The data also suggest that the balance of Syt1's cis- and trans-membrane interactions shifts dynamically as a function of Ca2+ concentration. From the single-vesicle data (Fig. 4A), we presume two conformations of Syt1, cis and trans-conformers, where only the transconformer stimulates fusion (SOM text 3 and fig. S7). The Ca2+-dependent power shift between these two conformers could be explained by assigning different Ca2+ dissociation constants to the cis- (Kcis) and trans-conformers (Ktrans)(Fig. 4B), reminiscent of the classical Monod-Wyman-Changeux (MWC) model for protein allostery. Our model predicts a large anisotropy in the two dissociation constants; Ktrans/Kcis≈34 (Fig. 4B), indicating that at high Ca2+ levels where [Ca2+]/Kcis>>1, Syt1 predominantly partitions into the cis-conformer and becomes inactivated (Fig. 4E). Because the C2B domain exhibits a much larger Ca2+-binding dissociation constant (5, 10, 26), it is tempting to speculate that the trans-conformer, critical for fusion stimulation, is predominantly mediated by the C2B domain.
Finally, we observed that the presence of another divalent ion, Mg2+, affected the overall shape of the Ca2+-dependent stimulation pattern. Simply increasing the PS lipids in the cis-membrane to the physiological level of 15 mol% (27) pushed the stimulation peak to sub-μM Ca2+ levels, followed by a quick deactivation of Syt1 that began at 1 μM Ca2+ (fig. S8A). However, in the presence of physiological 1 mM Mg2+, the stimulation peak at 10 μM Ca2+ was restored (Fig. 4, B and C) probably due to the enhanced screening of electrostatic interactions by Mg2+ ions. Furthermore, this non-monotonic docking pattern correlated well with up- and down-regulation of the ability of Syt1 to accelerate the full-fusion kinetics (fig. S8, B and C). Thus, the essential molecular activities of membrane-anchored Syt1 can be reproduced under physiological charge conditions in the cis- and trans-membranes. Synaptic vesicles directly isolated from rat brain, which have native Syt1 and lipids, also show a deactivation behaviour at 100 μM and 1 mM Ca2+ (16). These observations collectively suggest that the dynamic Ca2+-dependent activity of Syt1 would occur in physiological contexts.
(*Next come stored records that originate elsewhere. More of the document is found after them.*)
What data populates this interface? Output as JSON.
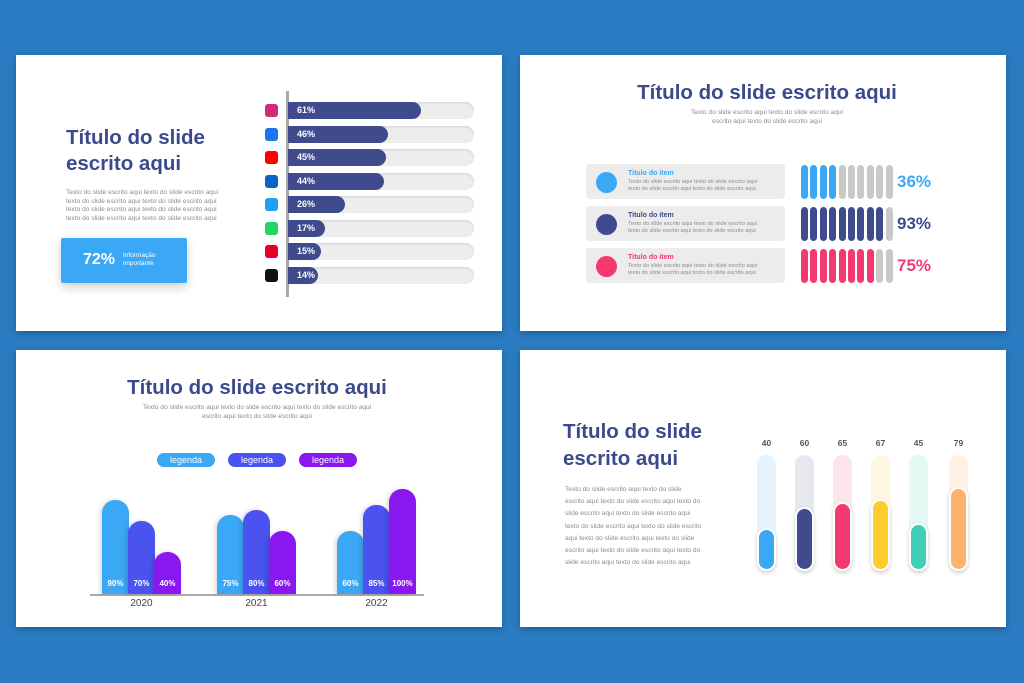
{
  "slide1": {
    "title_line1": "Título do slide",
    "title_line2": "escrito aqui",
    "body": [
      "Texto do slide escrito aqui texto do slide escrito aqui",
      "texto do slide escrito aqui texto do slide escrito aqui",
      "texto do slide escrito aqui texto do slide escrito aqui",
      "texto do slide escrito aqui texto do slide escrito aqui"
    ],
    "highlight_value": "72%",
    "highlight_label_line1": "Informação",
    "highlight_label_line2": "importante",
    "colors": {
      "bar": "#3f4b8d",
      "highlight": "#3ba8f5"
    }
  },
  "slide2": {
    "title": "Título do slide escrito aqui",
    "body": [
      "Texto do slide escrito aqui texto do slide escrito aqui",
      "escrito aqui texto do slide escrito aqui"
    ],
    "items": [
      {
        "title": "Titulo do item",
        "text1": "Texto do slide escrito aqui texto do slide escrito aqui",
        "text2": "texto do slide escrito aqui texto do slide escrito aqui",
        "color": "#3ba8f5"
      },
      {
        "title": "Titulo do item",
        "text1": "Texto do slide escrito aqui texto do slide escrito aqui",
        "text2": "texto do slide escrito aqui texto do slide escrito aqui",
        "color": "#3f4b8d"
      },
      {
        "title": "Titulo do item",
        "text1": "Texto do slide escrito aqui texto do slide escrito aqui",
        "text2": "texto do slide escrito aqui texto do slide escrito aqui",
        "color": "#f43870"
      }
    ]
  },
  "slide3": {
    "title": "Título do slide escrito aqui",
    "body": [
      "Texto do slide escrito aqui texto do slide escrito aqui texto do slide escrito aqui",
      "escrito aqui texto do slide escrito aqui"
    ]
  },
  "slide4": {
    "title_line1": "Título do slide",
    "title_line2": "escrito aqui",
    "body": [
      "Texto do slide escrito aqui texto do slide",
      "escrito aqui texto do slide escrito aqui texto do",
      "slide escrito aqui texto do slide escrito aqui",
      "texto do slide escrito aqui texto do slide escrito",
      "aqui texto do slide escrito aqui texto do slide",
      "escrito aqui texto do slide escrito aqui texto do",
      "slide escrito aqui texto do slide escrito aqui"
    ]
  },
  "chart_data": [
    {
      "type": "bar",
      "orientation": "horizontal",
      "categories": [
        "instagram-icon",
        "facebook-icon",
        "youtube-icon",
        "linkedin-icon",
        "twitter-icon",
        "whatsapp-icon",
        "pinterest-icon",
        "tiktok-icon"
      ],
      "values": [
        61,
        46,
        45,
        44,
        26,
        17,
        15,
        14
      ],
      "labels": [
        "61%",
        "46%",
        "45%",
        "44%",
        "26%",
        "17%",
        "15%",
        "14%"
      ],
      "xlim": [
        0,
        100
      ],
      "icon_colors": [
        "#d62976",
        "#1877f2",
        "#ff0000",
        "#0a66c2",
        "#1da1f2",
        "#25d366",
        "#e60023",
        "#111111"
      ]
    },
    {
      "type": "bar",
      "style": "segmented-pills",
      "segments": 10,
      "values": [
        36,
        93,
        75
      ],
      "labels": [
        "36%",
        "93%",
        "75%"
      ],
      "colors": [
        "#3ba8f5",
        "#3f4b8d",
        "#f43870"
      ],
      "inactive_color": "#c9c9c9"
    },
    {
      "type": "bar",
      "categories": [
        "2020",
        "2021",
        "2022"
      ],
      "legend": [
        "legenda",
        "legenda",
        "legenda"
      ],
      "legend_colors": [
        "#3ba8f5",
        "#4a52f0",
        "#8a16f0"
      ],
      "series": [
        {
          "values": [
            90,
            75,
            60
          ],
          "labels": [
            "90%",
            "75%",
            "60%"
          ],
          "color": "#3ba8f5"
        },
        {
          "values": [
            70,
            80,
            85
          ],
          "labels": [
            "70%",
            "80%",
            "85%"
          ],
          "color": "#4a52f0"
        },
        {
          "values": [
            40,
            60,
            100
          ],
          "labels": [
            "40%",
            "60%",
            "100%"
          ],
          "color": "#8a16f0"
        }
      ],
      "ylim": [
        0,
        100
      ]
    },
    {
      "type": "bar",
      "style": "vertical-progress",
      "values": [
        40,
        60,
        65,
        67,
        45,
        79
      ],
      "labels": [
        "40",
        "60",
        "65",
        "67",
        "45",
        "79"
      ],
      "ylim": [
        0,
        100
      ],
      "colors": [
        "#3ba8f5",
        "#3f4b8d",
        "#f43870",
        "#ffcc2e",
        "#3fd0b6",
        "#ffb26b"
      ],
      "track_colors": [
        "#e6f3fd",
        "#e7e8ef",
        "#fde5ec",
        "#fff7df",
        "#e4f8f4",
        "#fff1e4"
      ]
    }
  ]
}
We have demonstrated that anchoring Syt1 to a lipid membrane fundamentally changes its molecular activity. In the presynaptic active zone, tens of μM or even several μM of presynaptic Ca2+ is sufficient to trigger strong neurotransmitter release (28, 29). The membrane-anchored Syt1 reconstituted in our assay has a remarkable Ca2+- sensitivity, responding to those Ca2+ levels operational at the presynaptic termini. In comparison, at the same effective concentration, we found the soluble C2AB required one order of magnitude higher Ca2+ for docking stimulation and did not show any deactivation pattern up to 500 μM Ca2+ (SOM text 4). Thus, in addition to the enhanced Ca2+-sensitivity, Syt1's membrane anchor seems to give it the Ca2+-dependent, non-monotonic activity. A simple use of sub-mM Ca2+ only inactivates membrane-anchored Syt1, which may explain why previous in vitro studies failed to observe stimulatory effects with full-length Syt1. Our work suggests that Syt1 modulates the probability of neurotransmitter release in response to the presynaptic Ca2+ levels and molecular composition of membranes, which may contribute to the dynamic plasticity of neuronal communication.
One-sentence summary: Membrane-anchoring of a synaptic vesicle protein, synaptotagmin 1, is critical for stimulating fusion in vitro at physiological Ca2+ concentrations.